Алеф - Кулагина-Ярцева Валентина Сергеевна 3 стр.


Под влиянием – или по вине – выпитого стычка прекращается так же внезапно, как и началась. Оталора пьет с погонщиками, потом отправляется вместе с ними на гулянку, потом, уже на рассвете, в какой-то большой дом в Старом городе. На заднем дворе мужчины скидывают пояса и ложатся спать на голой земле. Оталора безотчетно сравнивает эту ночь со вчерашней; теперь он на твердой земле, среди друзей. По правде сказать, парня тревожат кое-какие угрызения: он совсем не тоскует по Буэнос-Айресу. Спит он долго и крепко, но его будит тот самый крестьянин, который спьяну метил ножом в Бандейру. (Оталора вспоминает, что этот человек наравне с остальными участвовал в бурной праздничной ночи и что Бандейра посадил его справа от себя и велел пить сколько влезет.) Крестьянин говорит Оталоре, что хозяин велел его привести. Оталора проходит через переднюю с боковыми дверями (он никогда еще такого не видел) и попадает в нечто вроде кабинета, где его ждет Асеведо Бандейра; рядом с ним – светлокожая рыжеволосая женщина, вид у нее надменный. Бандейра тепло принимает гостя, угощает рюмкой каньи, повторяет, что считает Оталору человеком решительным, и предлагает ему вместе с остальными отправиться на север перегонять табун. Оталора соглашается; утро они встречают уже в пути, они едут в сторону Такуарембо́.

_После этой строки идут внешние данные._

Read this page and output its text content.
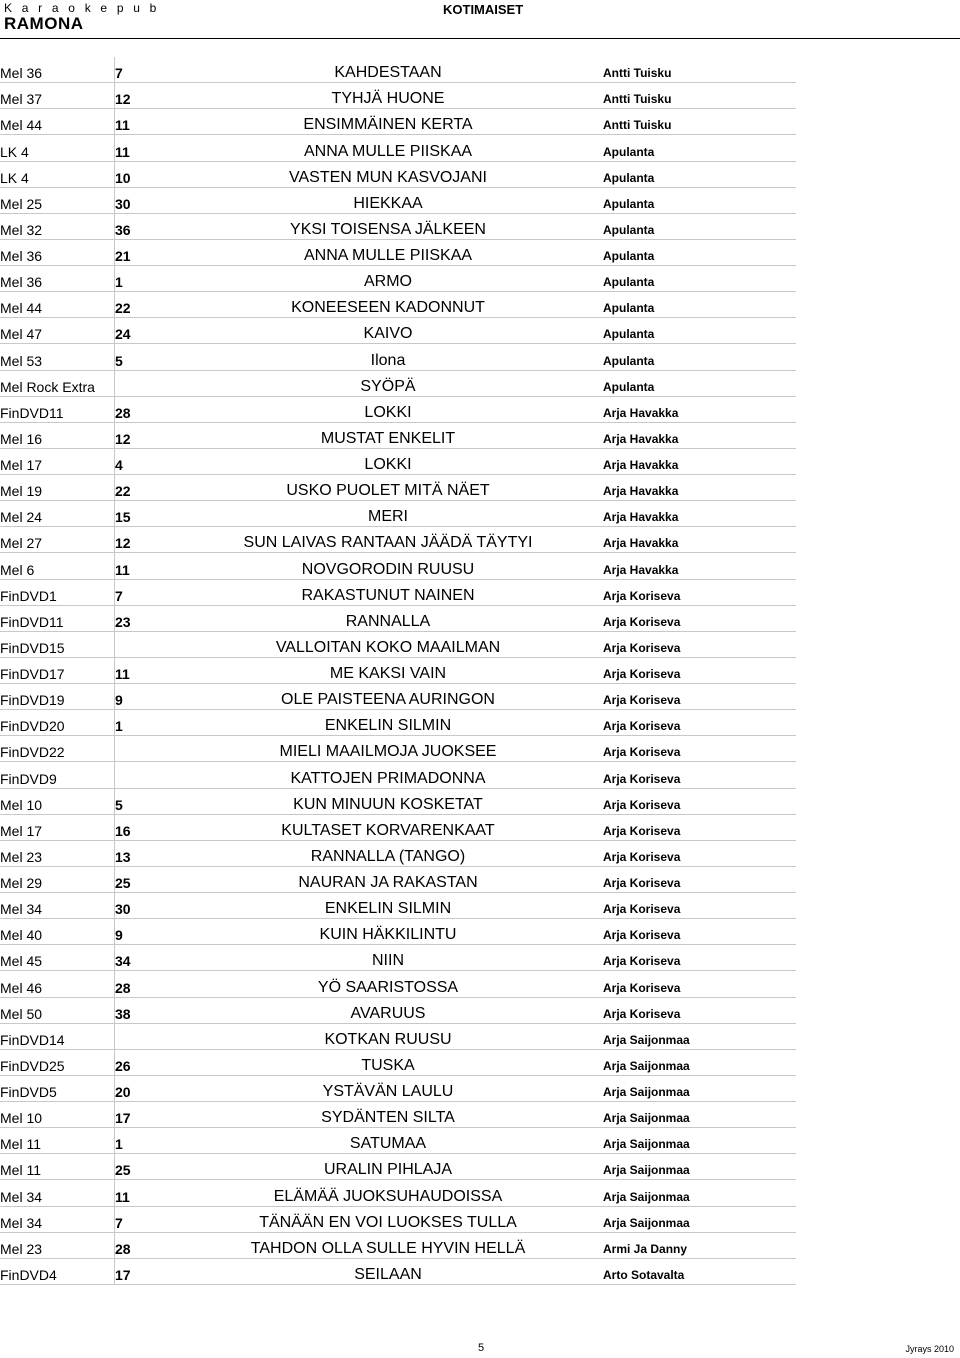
K a r a o k e p u b
RAMONA
KOTIMAISET
Mel 36	7	KAHDESTAAN	Antti Tuisku
Mel 37	12	TYHJÄ HUONE	Antti Tuisku
Mel 44	11	ENSIMMÄINEN KERTA	Antti Tuisku
LK 4	11	ANNA MULLE PIISKAA	Apulanta
LK 4	10	VASTEN MUN KASVOJANI	Apulanta
Mel 25	30	HIEKKAA	Apulanta
Mel 32	36	YKSI TOISENSA JÄLKEEN	Apulanta
Mel 36	21	ANNA MULLE PIISKAA	Apulanta
Mel 36	1	ARMO	Apulanta
Mel 44	22	KONEESEEN KADONNUT	Apulanta
Mel 47	24	KAIVO	Apulanta
Mel 53	5	Ilona	Apulanta
Mel Rock Extra		SYÖPÄ	Apulanta
FinDVD11	28	LOKKI	Arja Havakka
Mel 16	12	MUSTAT ENKELIT	Arja Havakka
Mel 17	4	LOKKI	Arja Havakka
Mel 19	22	USKO PUOLET MITÄ NÄET	Arja Havakka
Mel 24	15	MERI	Arja Havakka
Mel 27	12	SUN LAIVAS RANTAAN JÄÄDÄ TÄYTYI	Arja Havakka
Mel 6	11	NOVGORODIN RUUSU	Arja Havakka
FinDVD1	7	RAKASTUNUT NAINEN	Arja Koriseva
FinDVD11	23	RANNALLA	Arja Koriseva
FinDVD15		VALLOITAN KOKO MAAILMAN	Arja Koriseva
FinDVD17	11	ME KAKSI VAIN	Arja Koriseva
FinDVD19	9	OLE PAISTEENA AURINGON	Arja Koriseva
FinDVD20	1	ENKELIN SILMIN	Arja Koriseva
FinDVD22		MIELI MAAILMOJA JUOKSEE	Arja Koriseva
FinDVD9		KATTOJEN PRIMADONNA	Arja Koriseva
Mel 10	5	KUN MINUUN KOSKETAT	Arja Koriseva
Mel 17	16	KULTASET KORVARENKAAT	Arja Koriseva
Mel 23	13	RANNALLA (TANGO)	Arja Koriseva
Mel 29	25	NAURAN JA RAKASTAN	Arja Koriseva
Mel 34	30	ENKELIN SILMIN	Arja Koriseva
Mel 40	9	KUIN HÄKKILINTU	Arja Koriseva
Mel 45	34	NIIN	Arja Koriseva
Mel 46	28	YÖ SAARISTOSSA	Arja Koriseva
Mel 50	38	AVARUUS	Arja Koriseva
FinDVD14		KOTKAN RUUSU	Arja Saijonmaa
FinDVD25	26	TUSKA	Arja Saijonmaa
FinDVD5	20	YSTÄVÄN LAULU	Arja Saijonmaa
Mel 10	17	SYDÄNTEN SILTA	Arja Saijonmaa
Mel 11	1	SATUMAA	Arja Saijonmaa
Mel 11	25	URALIN PIHLAJA	Arja Saijonmaa
Mel 34	11	ELÄMÄÄ JUOKSUHAUDOISSA	Arja Saijonmaa
Mel 34	7	TÄNÄÄN EN VOI LUOKSES TULLA	Arja Saijonmaa
Mel 23	28	TAHDON OLLA SULLE HYVIN HELLÄ	Armi Ja Danny
FinDVD4	17	SEILAAN	Arto Sotavalta
5	Jyrays 2010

Так начинается для Оталоры другая жизнь – с безбрежными рассветами и с днями, пропитанными конским потом. Такая жизнь для него в новинку и порою тяжела, но она у парня в крови: подобно тому, как другие народы ценят море и всегда к нему стремятся, так мы (не исключая и человека, выводящего эти письмена) мечтаем о бескрайней равнине, звенящей под подковами наших коней. Оталора вырос в квартале возчиков и мясников; не проходит и года, как он становится гаучо. Он учится скакать верхом, гуртовать табуны, забивать скот, метать лассо, которое обхватывает шею, и болас, который валит с ног, учится не поддаваться сну и порывам ветра, холоду и зною, поворачивать табун свистом и криком. Только однажды за время своего ученичества он видит Асеведо Бандейру, но его присутствие Оталора ощущает всечасно, потому что быть человеком Бандейры – значит пробуждать в других почтение и страх, а еще потому, что о любом удальце другие гаучо скажут: «Бандейра делает это лучше». Поговаривают, что Бандейра родился по ту сторону реки Куарейм, в Риу-Гранди-ду-Сул, и это обстоятельство, в общем-то позорное для гаучо, непостижимым образом его обогащает: с ним и буйство сельвы, и непроходимые болота, и просторы, которым не видно конца. Постепенно Оталора понимает, что занятия Бандейры очень разнообразны, но главное из них – это контрабанда. Быть погонщиком значит быть слугой; Оталора намерен возвыситься до контрабандиста. Однажды вечером двум его товарищам предстояло пересечь границу и вернуться с партией каньи; Оталора подстраивает ссору с одним из них, ранит товарища и отправляется вместо него. Им движет тщеславие и вместе с тем смутное понятие о верности. «Пусть этот человек (думает Оталора) наконец-то поймет, что я сто́ю больше, чем все эти дикари, вместе взятые».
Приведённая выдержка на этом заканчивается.